AI generated answers have created a strange new failure mode: you ask a person a question, and the person sends back machine-written text they may not have read. A short Orchid Files post captured that irritation through three small scenes: a malware-reporting problem on GitHub, a bad ChatGPT screenshot at work, and a Reddit exchange that turned out to be an AI agent.
Table of Contents
The short version
- Orchid Files argues that the worst part of AI generated answers is not the model being wrong. It is the human handoff without judgment.
- The GitHub malware example matters because security reports need context, ownership, and a clear path to action.
- The workplace example is more familiar: a coworker forwards a ChatGPT screenshot instead of answering the actual question.
- The Hacker News discussion turned into a broader argument about online trust, fake productivity, and whether human contact is getting rarer.
- For more coverage of AI and developer culture, see the IT & AI archive.
What happened
Orchid Files published “I’m tired of talking to AI” on May 22, 2026. The post is brief, but it lands because the examples are painfully ordinary.
The author says they found GitHub repositories spreading malware and asked an AI system what to do. The answer was not useful. They then opened a GitHub discussion, only to receive a reply that matched the earlier AI answer. After they called it out, the comment disappeared, and another person posted essentially the same AI-generated response.
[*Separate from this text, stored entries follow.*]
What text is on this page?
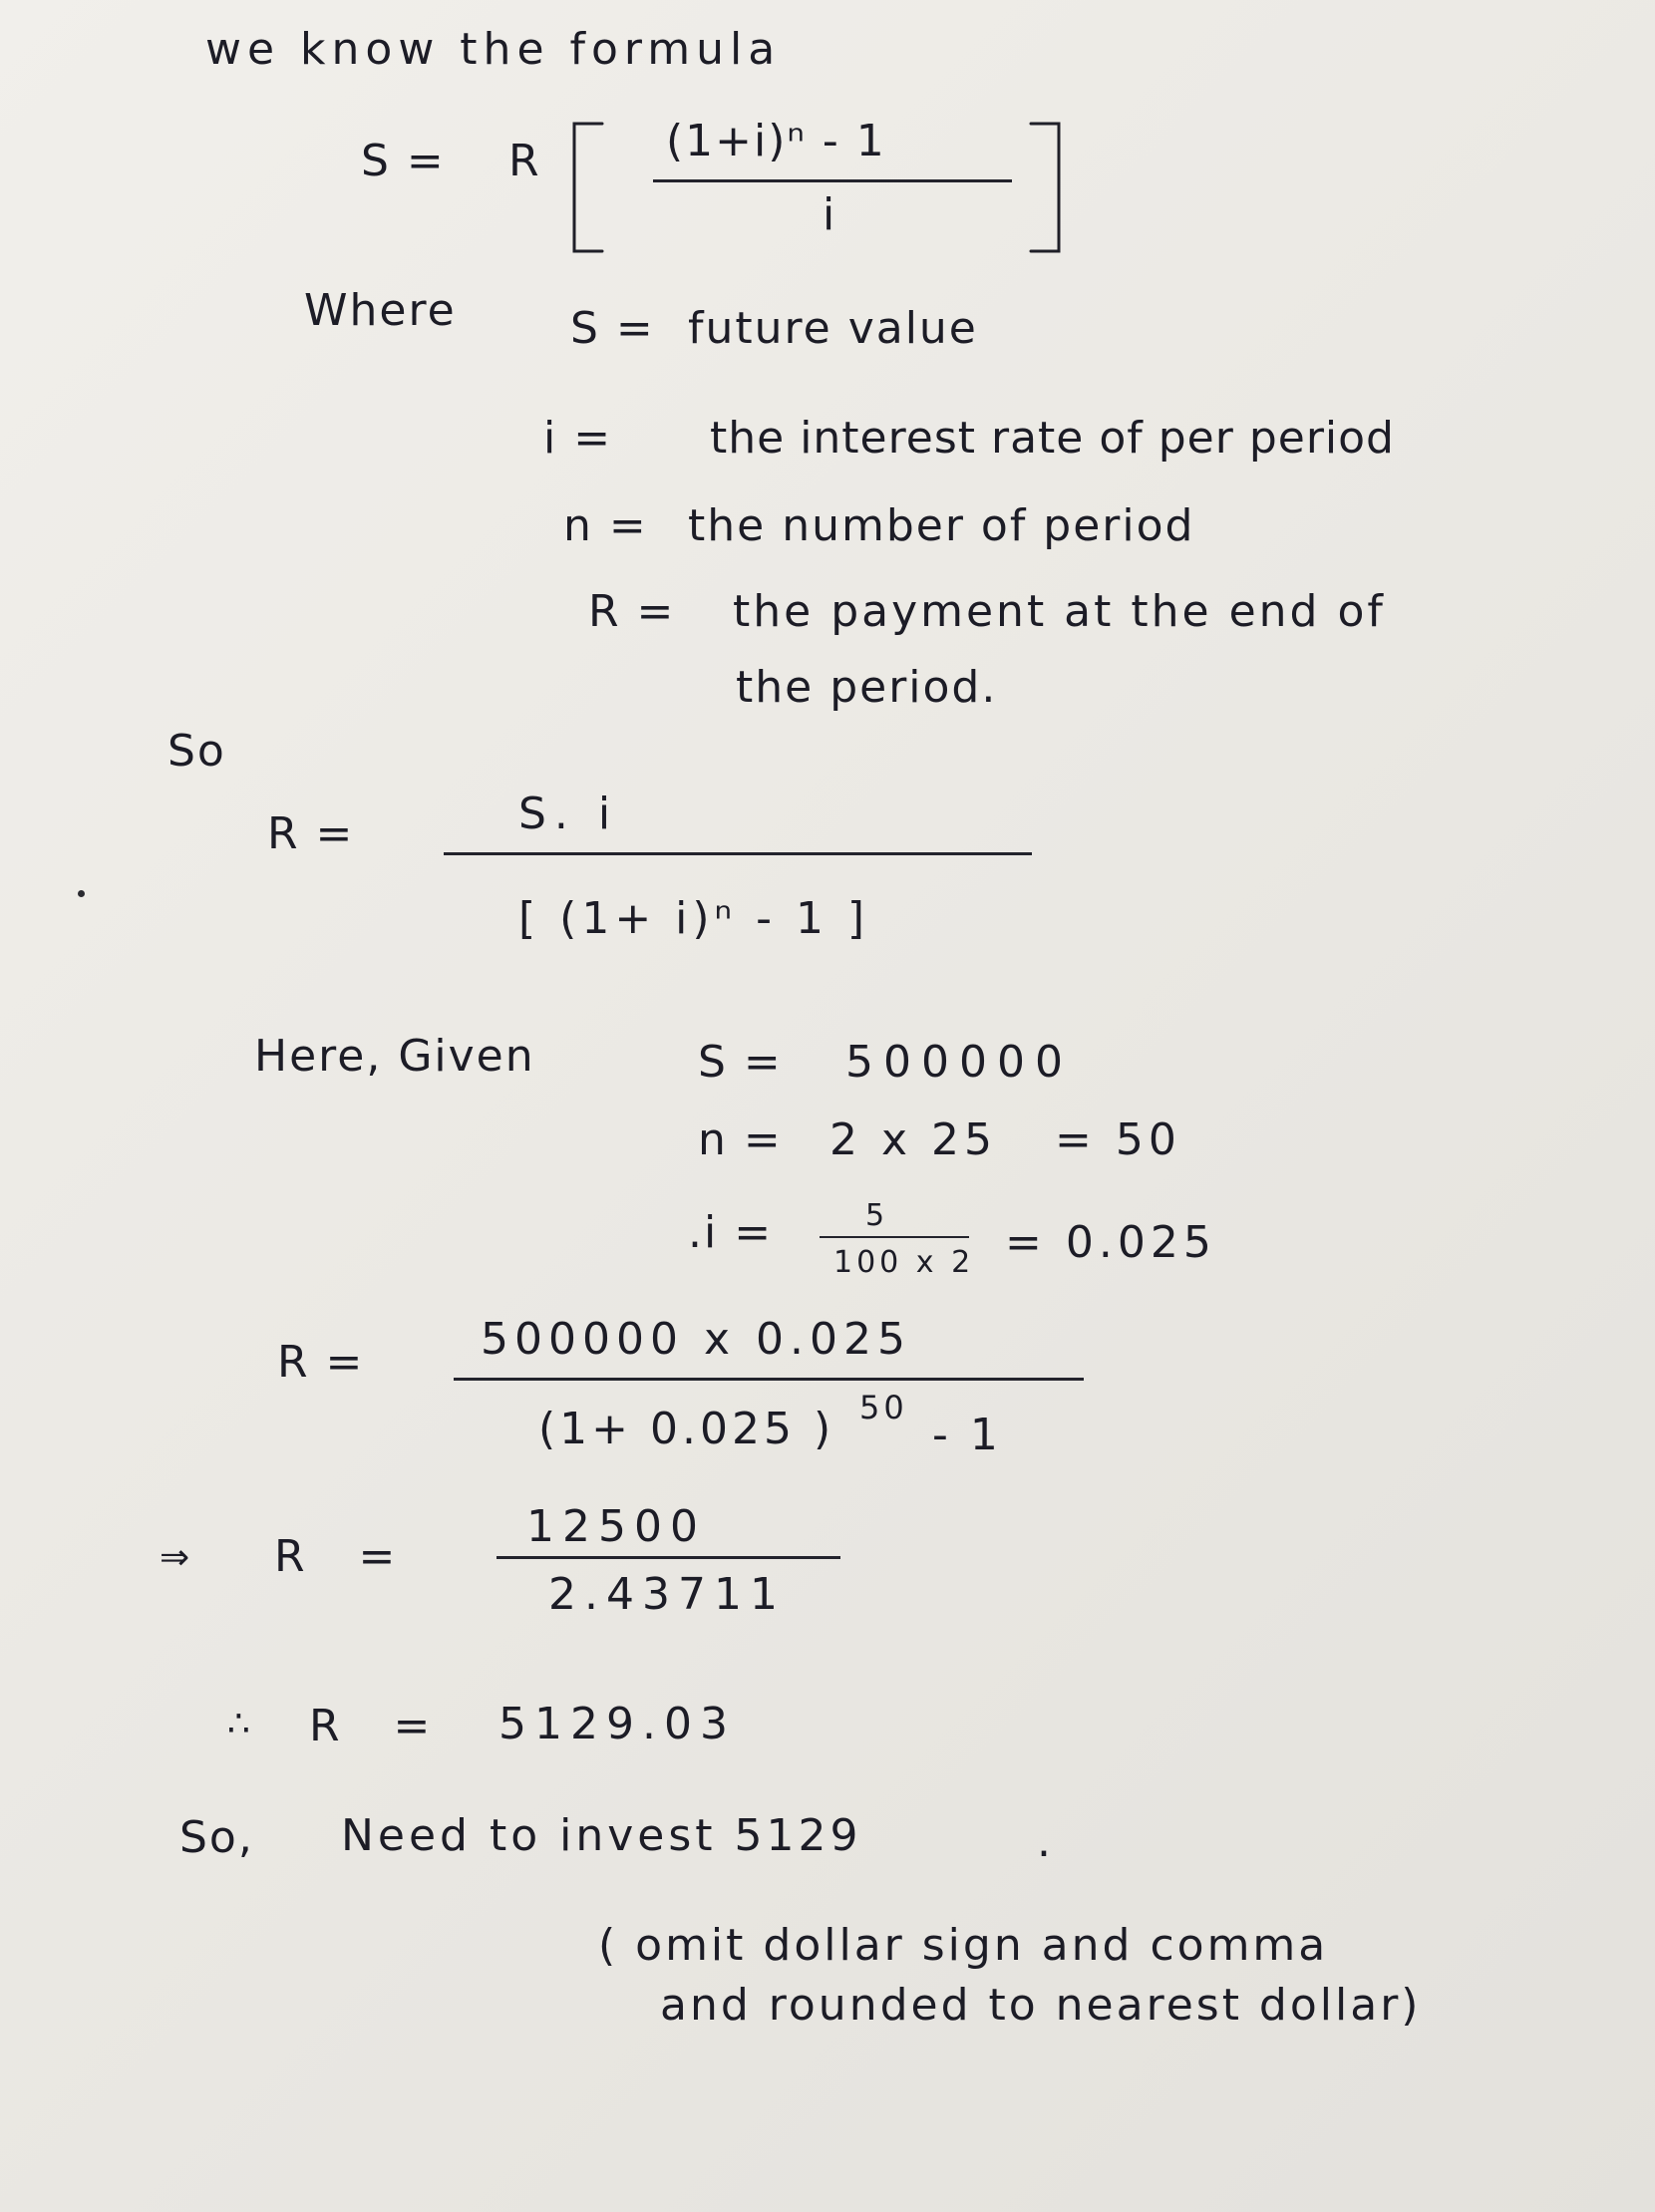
we know the formula
S = R	(1+i)ⁿ - 1
i
Where	S = future value
i = the interest rate of per period
n = the number of period
R = the payment at the end of
the period.
So
R =	S. i
[ (1+ i)ⁿ - 1 ]
Here, Given	S = 500000
n = 2 x 25 = 50
.i =	5
100 x 2 = 0.025
R =	500000 x 0.025
(1+ 0.025 ) 50
- 1
⇒ R =
12500
2.43711
∴ R = 5129.03
So, Need to invest 5129	.
( omit dollar sign and comma
and rounded to nearest dollar)
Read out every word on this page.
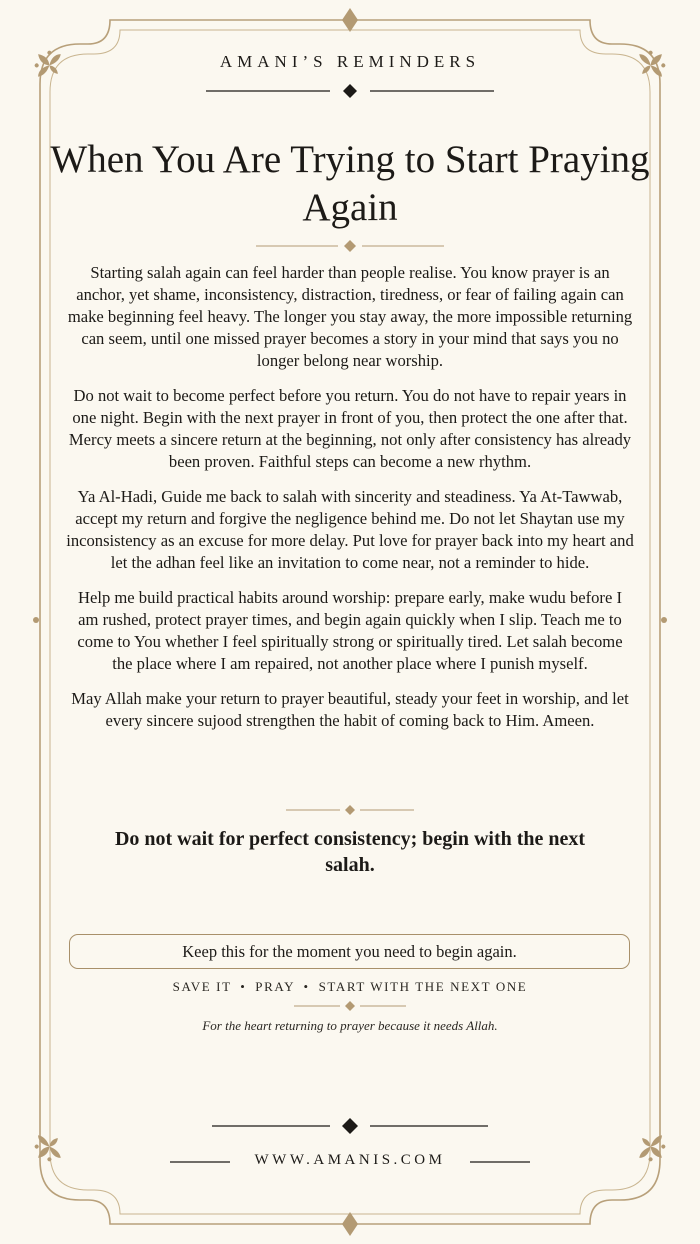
AMANI’S REMINDERS
When You Are Trying to Start Praying Again

Starting salah again can feel harder than people realise. You know prayer is an anchor, yet shame, inconsistency, distraction, tiredness, or fear of failing again can make beginning feel heavy. The longer you stay away, the more impossible returning can seem, until one missed prayer becomes a story in your mind that says you no longer belong near worship.

Do not wait to become perfect before you return. You do not have to repair years in one night. Begin with the next prayer in front of you, then protect the one after that. Mercy meets a sincere return at the beginning, not only after consistency has already been proven. Faithful steps can become a new rhythm.

Ya Al-Hadi, Guide me back to salah with sincerity and steadiness. Ya At-Tawwab, accept my return and forgive the negligence behind me. Do not let Shaytan use my inconsistency as an excuse for more delay. Put love for prayer back into my heart and let the adhan feel like an invitation to come near, not a reminder to hide.

Help me build practical habits around worship: prepare early, make wudu before I am rushed, protect prayer times, and begin again quickly when I slip. Teach me to come to You whether I feel spiritually strong or spiritually tired. Let salah become the place where I am repaired, not another place where I punish myself.

May Allah make your return to prayer beautiful, steady your feet in worship, and let every sincere sujood strengthen the habit of coming back to Him. Ameen.

Do not wait for perfect consistency; begin with the next salah.
Keep this for the moment you need to begin again.
SAVE IT • PRAY • START WITH THE NEXT ONE
For the heart returning to prayer because it needs Allah.
WWW.AMANIS.COM
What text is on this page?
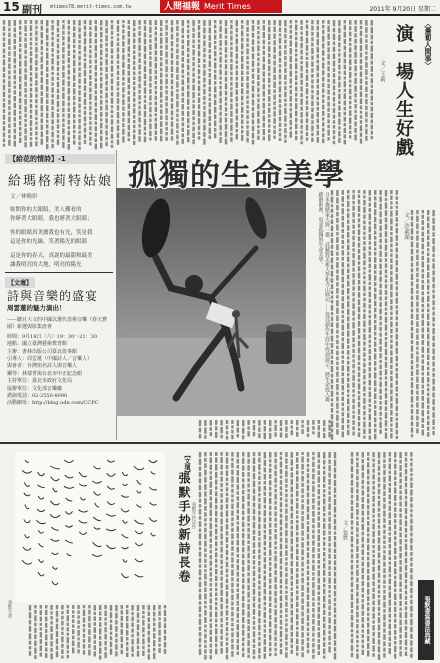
15 副刊 mtimes78.merit-times.com.tw	人間福報 Merit Times	2011年 9月20日 星期二
〈薝蔔人間事〉
演一場人生好戲
文／王莉
【給花的情詩】-1
給瑪格莉特姑娘
文／林煥彰

妳開你的大眼睛，美人難看的
你睜著大眼睛，我也睜著大眼睛；

你的眼睛真美麗我也有光，笑是我
這是你的光線，笑著陽光的眼睛

這是你的春天，真說的最甜和最美
讓我明亮的大地，明亮的陽光

【文壇】
詩與音樂的盛宴
周雲蓮的魅力演出！
——聽且大文的中國以選代表術音樂《春天費園》新選與影集唐會
時間：9月18日〈六〉19：30～21：30
地點：國立臺灣藝術教育館
主辦：書林出版公司臺北故事館
引導人：周雲蓮（中國詩人／音樂人）
與會者：台灣知名詩人與音樂人
鋼琴：林郁菁與台北市中正紀念館
主持單位：臺北市政府文化局
協辦單位：文化部音樂廳
諮詢電話：02-2550-8090
活動網址：http://blog.udn.com/CCPC
日本舞踏家大野一雄、武藏野美術大學和寺山修司……從其創作生涯中得到啟示，將生命投入舞踏藝術裡，追求孤獨的生命美學。
孤獨的生命美學
文／許素湖
【文壇】
張默手抄新詩長卷 張默手抄詩作
文／張默
張默書寫書法典藏
張默手書
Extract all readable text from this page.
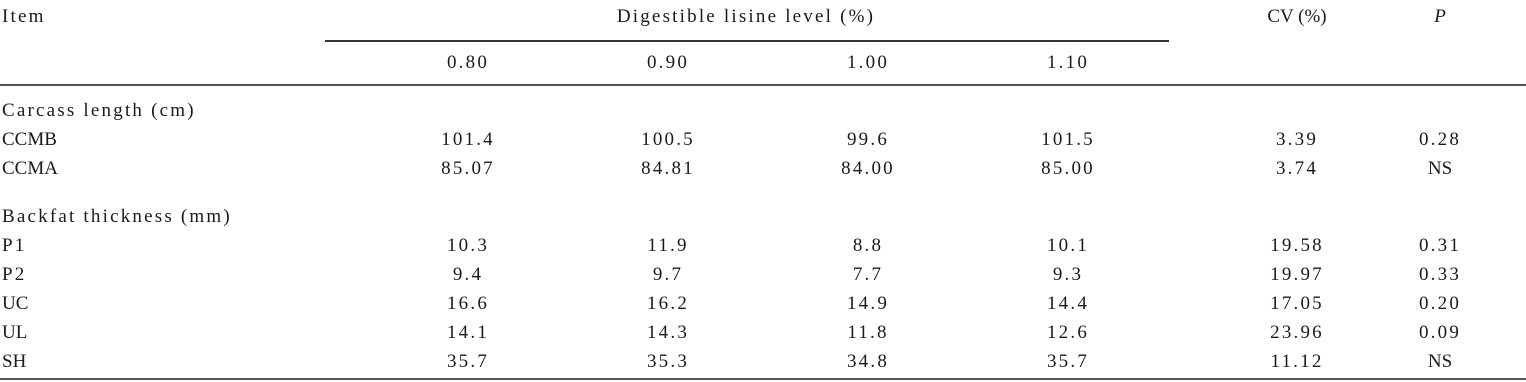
Item	Digestible lisine level (%)	CV (%)	P
0.80	0.90	1.00	1.10
Carcass length (cm)
CCMB	101.4	100.5	99.6	101.5	3.39	0.28
CCMA	85.07	84.81	84.00	85.00	3.74	NS
Backfat thickness (mm)
P1	10.3	11.9	8.8	10.1	19.58	0.31
P2	9.4	9.7	7.7	9.3	19.97	0.33
UC	16.6	16.2	14.9	14.4	17.05	0.20
UL	14.1	14.3	11.8	12.6	23.96	0.09
SH	35.7	35.3	34.8	35.7	11.12	NS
A second example came from work. The author asked a business owner a question about a task. Instead of answering, the person sent a ChatGPT screenshot. When the author said the response did not answer the question and was wrong, another screenshot arrived almost immediately. The problem was not that ChatGPT existed. The problem was that the human in the loop seemed absent.
The last example came from Reddit. After several messages, the author realized the other side of the conversation was an AI agent. That is the line the post keeps circling: people want to talk to real people, but even real people increasingly route the conversation through AI.
Why this is worth watching
The post is useful because it moves AI fatigue away from the usual benchmark debate. The issue is not whether a model can produce a plausible answer. The issue is whether the person sending that answer understands it, agrees with it, and will stand behind it.
That distinction matters for developer teams. A generated response to a malware report, dependency question, or product requirement can sound polished while skipping the part that actually matters: who checked the facts, who owns the next step, and what context the answer depends on.
It also matters for AI product design. If a tool makes it easier to paste generated text into another person’s workflow, it should also make review and accountability harder to fake. Agent builders, support software teams, and workplace AI vendors should treat that as a product requirement, not a nice extra.
why AI generated answers feel different
AI generated answers feel different because they shift work onto the receiver. A normal bad answer can be challenged directly: the person misunderstood, missed context, or disagreed. A generated answer adds another layer. Now the receiver has to ask whether the sender read it, whether the model invented something, and whether anyone owns the claim.
That is why a screenshot can feel ruder than a short human reply. The screenshot says, in effect, “the machine said this,” while leaving the other person to do the checking. In low-stakes conversations, that is annoying. In security, hiring, customer support, or product planning, it can become expensive.
What Hacker News readers are arguing about
The Hacker News thread was large and messy, with more than 900 comments at the time it was indexed. The useful split was not pro-AI versus anti-AI. It was closer to this: some readers saw the post as evidence that people are outsourcing thought, while others argued that low-quality online content existed long before chatbots.
One recurring argument was that “thinking” may become more valuable, not less, because cheap generated text makes real judgment easier to spot. The skeptical version of that point was harsher: many workplaces already rewarded simulated work, and AI just made the simulation faster.
Another thread focused on detection. Several commenters pushed back on AI-content detector statistics, arguing that detectors produce false positives and often punish style markers rather than authorship. The more practical objection was that detection may be the wrong goal. If generated text can impersonate human communication cheaply, the social problem remains even when detection is unreliable.
There was also a builder/operator angle. Some readers were less upset about AI as a drafting tool than about unreviewed AI in business workflows. A generated note in a private draft is one thing. A generated answer sent as if it were a person’s judgment is another.
The mood was mostly weary, with a streak of gallows humor. People joked about needing to go offline, but the serious worry was trust: once every message might be machine-shaped, even real human messages start to feel suspect.
The practical read
Teams do not need a dramatic AI policy to handle this. They need a small norm: if you send an AI-assisted answer, you own it.
That means reading it before forwarding it, cutting anything you cannot verify, and adding your own judgment in plain language. If you are unsure, say what is uncertain instead of hiding behind a generated paragraph. For technical work, link to the source, issue, documentation, or log that supports the answer.
For product teams building AI assistants, the lesson is just as concrete. The best workflow is not the one that produces the most fluent text. It is the one that makes the human review step visible enough that the recipient can trust the answer.